Next, we review comments participants made about the process of reviewing video versus VR recordings. Several participants reported reviewing video to be unpleasant, mentioning they felt “silly” watching themselves play. In contrast, they described the experience of watching replays in VR as insightful and fun. In 3D Pictionary specifically, many participants reported that viewing the replay from a different perspective allowed them to see how their drawings were not as decipherable from their partners’ perspective as from their own.

One last area of participant feedback that we’ll highlight in this section is the description of 3D versus 2D drawing. Nearly all participants described drawing in 3D as challenging, but some enjoyed the challenge while others found it frustrating. There was broad agreement that drawing in 3D was typically slower, but there were cases where it offered advantages. The biggest challenge was becoming accustomed to considering multiple viewing perspectives. There was a weak consensus that drawing on a virtual 2D plane would be a winning strategy if emphasis was placed on finishing quickly. In contrast, participants in our experiment participants were given time limits, but were not otherwise incentivized to finish quickly. This observation is highly coupled to the specific task of Pictionary play, and may have been accentuated by the fact that the word list was designed for 2D Pictionary (Fig. 6).

Fig. 6.
figure 6

Expressive poses in F2F/VR acting out “blind” (left) and “beg” (right)

5 Discussion

The previous section presents a disparate set of results from our five data sources. In this section we highlight some salient relationships between these results.

We begin by observing that participants felt strongly that (1) the communication medium was not sufficient for Charades, while feeling that (2) the medium was entirely sufficient for Pictionary in 2D and 3D, as evidenced by the questionnaire responses. In the former, the absence of facial gestures, finer hand gestures, finger movements, and a body for non-verbal communication were considered highly problematic, while in Pictionary they were considered irrelevant. Further underscoring this was the response to Q1. At the Likert scale value of 3.75 participants were very close to “neutral” on the question. We interpret this as a strong statement about two aspects of the interaction: (1) the adequacy of the hand-held controllers at approximating the face-to-face experience of drawing on a whiteboard, and (2) the expressiveness of the avatars. We know that when the focus of the interaction is on the body itself, as in Charades, the simple avatars were inadequate. Despite participants’ reports to this effect, even the most difficult words we tested were guessed correctly by a subset of groups – meaning that the communicative affordances were nonetheless powerful enough to admit creative workarounds. Furthermore, the qualitative feedback indicated that the avatars were perceived as quite expressive and emotive. Reconciling these statements, we propose the following guideline, pertaining to systems equivalent to ours: a collaborative task that is communicative, but with a central focus that is not on the face or body itself, when facilitated by well-adapted task-specific interface affordances, will yield an overall experience comparable to face-to-face. Stated more broadly, minimal avatars provide a powerful and versatile baseline set of communication affordances. Roughly speaking, the two games we tested define a spectrum between the worst and best-adapted activities for our simple head and hand avatars. We conclude that, when designing system for a certain form of collaboration in VR, one should ask whether it is more Charades-like or more Pictionary-like in order to decide whether the additional effort of embodying a more sophisticated avatar is justified.

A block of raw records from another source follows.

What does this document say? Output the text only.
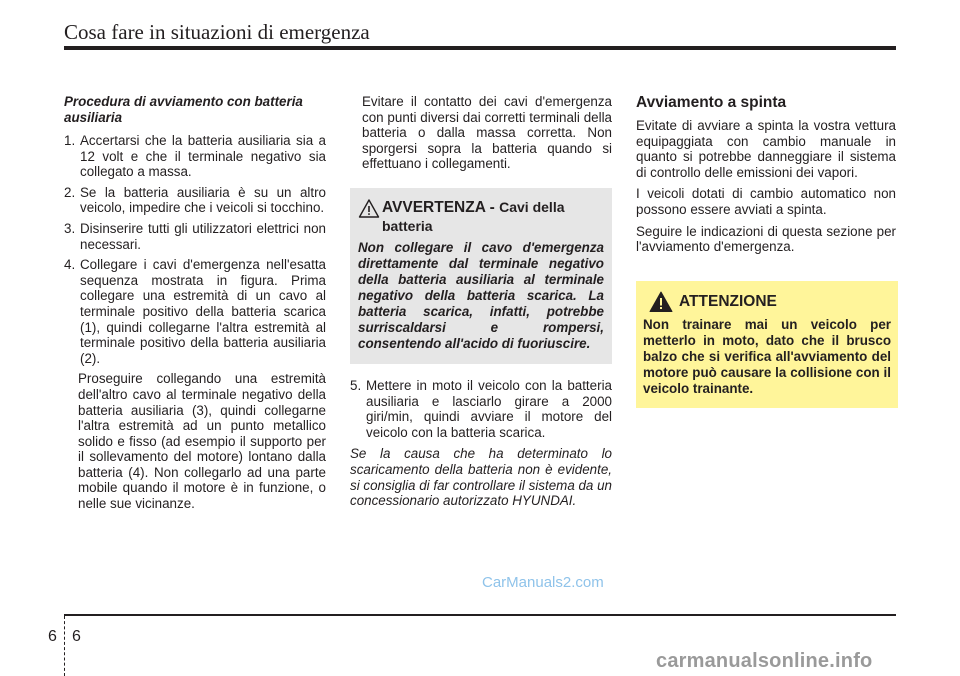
Cosa fare in situazioni di emergenza

Procedura di avviamento con batteria ausiliaria

1. Accertarsi che la batteria ausiliaria sia a 12 volt e che il terminale negativo sia collegato a massa.
2. Se la batteria ausiliaria è su un altro veicolo, impedire che i veicoli si tocchino.
3. Disinserire tutti gli utilizzatori elettrici non necessari.
4. Collegare i cavi d'emergenza nell'esatta sequenza mostrata in figura. Prima collegare una estremità di un cavo al terminale positivo della batteria scarica (1), quindi collegarne l'altra estremità al terminale positivo della batteria ausiliaria (2).

Proseguire collegando una estremità dell'altro cavo al terminale negativo della batteria ausiliaria (3), quindi collegarne l'altra estremità ad un punto metallico solido e fisso (ad esempio il supporto per il sollevamento del motore) lontano dalla batteria (4). Non collegarlo ad una parte mobile quando il motore è in funzione, o nelle sue vicinanze.

Evitare il contatto dei cavi d'emergenza con punti diversi dai corretti terminali della batteria o dalla massa corretta. Non sporgersi sopra la batteria quando si effettuano i collegamenti.

AVVERTENZA - Cavi della batteria

Non collegare il cavo d'emergenza direttamente dal terminale negativo della batteria ausiliaria al terminale negativo della batteria scarica. La batteria scarica, infatti, potrebbe surriscaldarsi e rompersi, consentendo all'acido di fuoriuscire.

5. Mettere in moto il veicolo con la batteria ausiliaria e lasciarlo girare a 2000 giri/min, quindi avviare il motore del veicolo con la batteria scarica.

Se la causa che ha determinato lo scaricamento della batteria non è evidente, si consiglia di far controllare il sistema da un concessionario autorizzato HYUNDAI.

Avviamento a spinta

Evitate di avviare a spinta la vostra vettura equipaggiata con cambio manuale in quanto si potrebbe danneggiare il sistema di controllo delle emissioni dei vapori.

I veicoli dotati di cambio automatico non possono essere avviati a spinta.

Seguire le indicazioni di questa sezione per l'avviamento d'emergenza.

ATTENZIONE

Non trainare mai un veicolo per metterlo in moto, dato che il brusco balzo che si verifica all'avviamento del motore può causare la collisione con il veicolo trainante.

CarManuals2.com
6 6
carmanualsonline.info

Next, comparing movement, TLX, and EDA data for 2D Pictionary reveals an interesting correlation. In particular, it was a high-EDA activity, and a somewhat high perceived cognitive load (TLX) activity, while being the lowest-movement activity overall. This indicates a mode of mental engagement corresponding to decreased physical movement. If there were any coupling between physical movement and EDA, it would work against this result, hence it is interesting to highlight.

Now we review true advantages of VR over face-to-face that were shown in our results, beginning with those relating to efficiency of task performance. First, the virtual whiteboard did not need to be manually erased, and therefore decreased the time and energy required to perform an equivalent task in VR vs. F2F. Next, the transparency of the body in VR minimized occlusion of the virtual whiteboard – the drawing player could stand right in front of the board without preventing the guessing player from seeing the drawing. Next, a psychological benefit was reported in participants’ observation that masking the physical body can be beneficial to focus and decrease social anxiety in collaborative interactions. All of these can be viewed as advantages of “programming” the virtual visual environment, by instantly changing its properties in ways that require time and effort, or aren’t possible at all, in the physical world. Indeed, they “satisfy needs of communication,” physically and psychologically, in a way that is not possible face-to-face, and hence go beyond being there [9].

Now we turn briefly to the methodological implications of this experiment. Although our EDA data did not uncover significant differences between our activities, it was close enough that we would conjecture that further refinement of the method to reveal significant differences would be possible – for instance subdividing overall games into smaller components, or applying peak detection algorithms. Next, discussing movement data, the only significant result was that the left (palette) hand stays very still during 2D Pictionary. While this is not exciting on its own, the prospect of doing more sophisticated analysis of body movement with absolute positional data rather than (or in addition to) accelerometry is very exciting. This is firm evidence that activity analysis and recognition can be applied to the positional data collected by the Lighthouse system, and certainly any other system with similar or greater precision that comes along. Finally, our significant result about the difference between video and VR review of games is worthy of note. Participants found VR review equally good (i.e. not significantly different) for recall of the experiment, but significantly better at providing new insights. Not only does this provide a basis for researchers to obtain highly nuanced qualitative feedback from participants, it also suggests that review of VR activities could be used in the context of learning or training – leveraging the reflective power of scrutinizing ones’ own performance in a way that is demonstrably better than video.

6 Conclusion

Same-time, same-place interaction in virtual reality has been shown without any doubt as a practical medium for communication and collaboration, which carries with it a sense of social presence that is adequate for a variety of non-verbal methods of communication mediated by hand gestures, head gestures, and overall spatial movement. If facial gestures, torso, or leg movements are particularly relevant to the communicative task, the minimal system we built would need to be extended to support these in some fashion before being applied for the use case. It was shown that drawing in 3D is challenging but highly promising due to the new space for expression that it opens up. It was observed that interacting in VR has the advantage of masking aspects of physical appearance and the body that can be distracting during collaborative interaction. Reviewing interaction in VR allowed participants to gain new insight into how their own communicative processes did and didn’t work, and this could be useful as a tool for reflection or coaching. We see all three of these as fruitful directions for future research in collocated and remote computer-mediated communication using room-scale virtual reality.